Quantum-cascade lasers were developed by Capasso and others at Bell Labs in 1994. These lasers are compact and sturdy and can be built to emit light at any wavelength throughout the range of the spectrum called the mid-infrared. Ranging from 3 to 24 micrometers, this light is useful for identifying different chemicals because mid-infrared light causes molecules to resonate at identifiable frequencies. Quantum-cascade lasers are used for sensing small amounts of gases, particularly pollutants, at levels as low as one part per billion.
Crozier and Capasso created a sharper focus for preexisting quantum-cascade lasers by carving two tiny gold bars where the light is emitted. They lay down a thin layer of gold, then carve it away to leave two rectangular antennae, each about one micrometer across. When the laser emits light, an intense electric field forms in the gap between the gold antennae, concentrating the light into a beam the same width as the gap, about 100 nanometers. A microscope using such a laser would also have a resolution of about 100 nanometers.

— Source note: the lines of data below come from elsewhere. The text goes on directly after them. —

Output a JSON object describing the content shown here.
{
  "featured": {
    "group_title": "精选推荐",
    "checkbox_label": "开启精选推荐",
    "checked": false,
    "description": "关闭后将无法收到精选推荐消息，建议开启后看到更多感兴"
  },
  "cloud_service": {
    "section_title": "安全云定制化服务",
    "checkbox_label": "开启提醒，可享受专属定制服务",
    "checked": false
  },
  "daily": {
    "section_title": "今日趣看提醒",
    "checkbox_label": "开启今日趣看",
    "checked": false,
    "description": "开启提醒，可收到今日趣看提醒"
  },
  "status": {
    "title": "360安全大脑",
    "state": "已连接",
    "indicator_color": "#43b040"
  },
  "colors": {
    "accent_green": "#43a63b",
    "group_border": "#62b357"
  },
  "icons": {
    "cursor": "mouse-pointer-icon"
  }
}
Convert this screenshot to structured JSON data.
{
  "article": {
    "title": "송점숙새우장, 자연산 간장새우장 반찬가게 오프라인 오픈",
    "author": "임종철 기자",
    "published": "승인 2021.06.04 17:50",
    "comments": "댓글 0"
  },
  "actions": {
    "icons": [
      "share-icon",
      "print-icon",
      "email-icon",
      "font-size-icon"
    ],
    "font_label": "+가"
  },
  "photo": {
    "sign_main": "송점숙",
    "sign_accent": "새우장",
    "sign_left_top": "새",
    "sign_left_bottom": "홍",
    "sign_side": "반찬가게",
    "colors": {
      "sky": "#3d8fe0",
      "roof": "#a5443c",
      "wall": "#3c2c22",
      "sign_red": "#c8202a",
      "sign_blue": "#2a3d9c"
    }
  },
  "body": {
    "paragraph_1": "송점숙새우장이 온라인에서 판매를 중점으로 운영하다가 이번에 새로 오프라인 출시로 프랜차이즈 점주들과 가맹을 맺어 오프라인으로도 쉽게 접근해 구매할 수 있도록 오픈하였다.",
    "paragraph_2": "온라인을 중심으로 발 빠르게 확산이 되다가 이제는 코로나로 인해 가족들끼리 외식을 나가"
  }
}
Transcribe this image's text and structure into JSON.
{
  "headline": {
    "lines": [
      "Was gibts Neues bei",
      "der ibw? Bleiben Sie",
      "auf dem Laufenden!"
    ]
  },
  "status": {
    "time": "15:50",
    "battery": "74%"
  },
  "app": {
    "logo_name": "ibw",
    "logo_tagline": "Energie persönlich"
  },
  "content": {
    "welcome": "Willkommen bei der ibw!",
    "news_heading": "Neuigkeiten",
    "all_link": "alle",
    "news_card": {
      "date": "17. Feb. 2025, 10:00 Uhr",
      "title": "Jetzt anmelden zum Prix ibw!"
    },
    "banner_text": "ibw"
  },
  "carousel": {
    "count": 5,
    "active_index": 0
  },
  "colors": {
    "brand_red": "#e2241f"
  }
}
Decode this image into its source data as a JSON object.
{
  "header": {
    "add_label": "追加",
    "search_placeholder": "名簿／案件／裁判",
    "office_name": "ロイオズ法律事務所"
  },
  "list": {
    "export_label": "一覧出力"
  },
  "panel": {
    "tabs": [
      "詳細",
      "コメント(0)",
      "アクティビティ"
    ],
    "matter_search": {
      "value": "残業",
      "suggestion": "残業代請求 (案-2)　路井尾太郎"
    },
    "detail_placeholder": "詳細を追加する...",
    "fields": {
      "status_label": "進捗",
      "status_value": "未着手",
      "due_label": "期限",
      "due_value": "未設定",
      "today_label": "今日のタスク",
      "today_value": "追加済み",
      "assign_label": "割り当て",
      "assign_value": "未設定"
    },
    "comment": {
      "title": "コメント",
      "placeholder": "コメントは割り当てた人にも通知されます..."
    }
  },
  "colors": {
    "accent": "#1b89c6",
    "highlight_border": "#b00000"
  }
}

“An application where quantum-cascade lasers are currently not yet used is high-resolution imaging,” says Claire Gmachl, an electrical engineer at Princeton University who was involved in the development of quantum-cascade lasers at Bell Labs. Gmachl says that the technique shows the most promise for biological imaging at the cellular level. Microscopes using the new lasers should be able to detect, for example, changes in individual proteins on the surfaces of cells.
Using the optical antennae, says Crozier, the spot size of laser light is limited only by the gap between the gold bars. As nanofabrication techniques improve, it should be possible to make even higher-resolution optical microscopes.